In this resonant and powerful collection of decidedly personal poetry and prose, John Brady McDonald takes on a dissection of the impact of colonialism, racism, and the scar tissue of survival from his home in northern Saskatchewan.

- What Shade of Brown
- John Brady McDonald
- Radiant Press
- $20 Paperback, 75 pages
- ISBN: 978-19-98926-28-2
A number of his pieces feel like a balm for an aching heart, with tension between surrender and resistance as a thread throughout the work.
“I think the source for the majority of the poems in this collection stems from a sense of being an old man before my time, longing for a youth and boyhood stolen by the residential schools and poverty, looking back on a life lived much too fast.
“That being said, it’s about a desire to appreciate what is remaining while it is still here to appreciate, but at the same time, mourning for its loss even before it’s gone,” McDonald explains.
Speaking to the work to reclaim culture, he notes, “it wasn’t until I began to unpack my baggage from my childhood and made that reconnection to the Red Road that my writing began to take on a more realistic, narrative form of poetry. I began chronicling my existence and speaking to it as opposed to trying to be a flouncy poetic wordsmith, because I needed to be honest and true with my words in a way that pure abstract wordplay would not allow me. Does that mean there’s no flounce? No, but it is measured out carefully now.”
With pensiveness and profoundly crafted “flounce” present, readers can also expect flashes of wry humour. It’s a read that feels as intimate as a late night talk with a long-time friend, skipping the small talk, and going straight to the heart of trying to make sense of a weary world and our place in it.
Restlessness, longing, and discomfort simmer throughout: however, righteous rage crystallizes in McDonald’s titular poem, calling to task colourism, lateral violence, and the ever-moving goalposts of impossible standards of measuring up.

“I have always seen my words as a mirror, reflecting the world around us and showing the viewer the reality of what is being addressed. As we continue deeper into a darker world of fascism, hatred, and horror, the work of artists grows increasingly more difficult,” he says.
“For me, my role as a warrior is to hold up that mirror, and reflect what’s going on. My words are medicine – sometimes the medicine stings, sometimes it tastes like bananas, sometimes it works, sometimes it’s a placebo, sometimes it causes reaction, and sometimes it does nothing at all. It’s the reality of coming from a place where one is honest.”
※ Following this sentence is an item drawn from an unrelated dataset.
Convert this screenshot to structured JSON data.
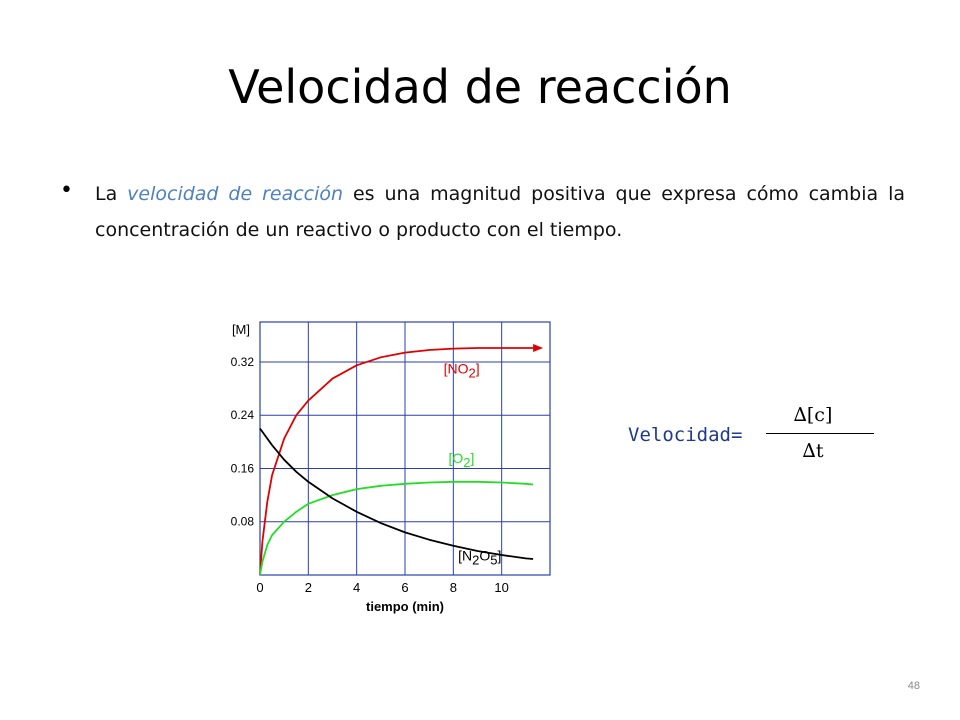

Cultural reclamation shows up as McDonald’s match-in-the-dark in poems that capture a heart-connection to the power of ceremony, land-based practices, and Indigenous ways of knowing.
“The knowledge inherent in our culture is alive, it is a living, breathing entity that, while often wounded, is a self-healing organic state of being. The ability to heal is one of the first things we learn when we return to the Red Road, because that is almost always why those of us removed from our culture reclaim it – to heal.”